Прогулявшись по закрытой для транспорта улице Сагайдачного и окончательно замерзнув, погрузились в такси. Слава ждал несколько важных сообщений и не мог отключить мобильник, просто убрал звук, но приходилось как-то заслоняться от Светланы, чтобы не были видны русские буквы.
На самом деле они ехали не к Свете. Муж был хоть и в отъезде, но ее дом, личная территория,
Скрепя сердце Светлана усадила Славу рядом с хозяйкой, а сама удалилась на кухню с парой подружек, чтобы проконтролировать все, что в этом нуждается на финальных стадиях подготовки к банкету, когда гости уже сидят за столом. Люсечка, несмотря на забитость и простоту, ничуть не смущаясь своей лингвистической необразованности, стала мило чирикать со Славой по-русски, и он слушал ее, чуть подавшись вперед, ласково подставляя левое ухо с выбившейся из «хвостика» пепельно-желтой прядью.
— Да, видный мужик, — прошептала Светлане на ухо одна из подружек, когда они столкнулись в дверях кухни, шелестя бамбуковыми колечками, которые висели там последние лет двадцать, точно так же шелестя всем немногочисленным Люськиным мужчинам, возможно, даже изгоняя их всех. — Значит, так, — сказала Светлана, покосившись в последний раз на внимающего Славу, — мы едим, пьем, но не засиживаемся, у него завтра в два часа самолет, в аэропорту надо быть в двенадцать, короче, потом тихонько встаем и уходим, за судочками и кастрюльками вернемся завтра.

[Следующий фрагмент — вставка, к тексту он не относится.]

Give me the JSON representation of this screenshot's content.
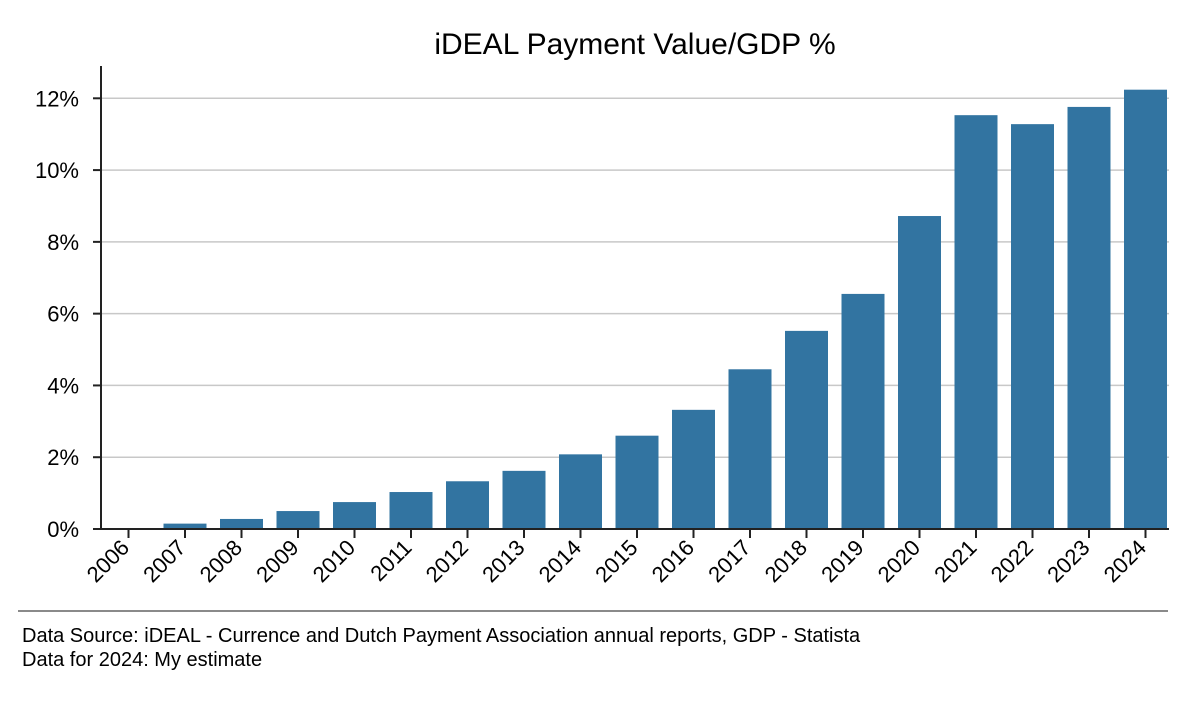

Все произошло примерно так, но с одним нюансом. Стол был, конечно, царский. Слава догадывался, что все это пышное великолепие никак не могло быть устроено на деньги Люсечки — болезненно худой крашеной блондинки с глазами слегка навыкате и неправильным прикусом, в результате которого верхние резцы встали слегка боком, заслоняя друг друга, отчего и речь ее шелестела легкой шепелявостью. Она была в серебристом вечернем платье с вырезом-капелькой и с идиотским бантом. Ее квартирка на втором этаже, обращенная окнами во двор, была обклеена темно-красными советскими обоями, отчего казалась еще меньше. Вдоль стены стояла старенькая румынская стенка со шкафом и сервантом. Слава с умилением пытался вспомнить, где видел такую в последний раз, и тут же подумал о Любушке, ему почему-то мерещилась в их гостинке примерно такая же мебель. Огромная, кривая, фанерная, с кучей бумажек, журналов, книжек, клубков с вязальными спицами — наспех убранных с более открытых пространств в глубокую темную нишу над секретером.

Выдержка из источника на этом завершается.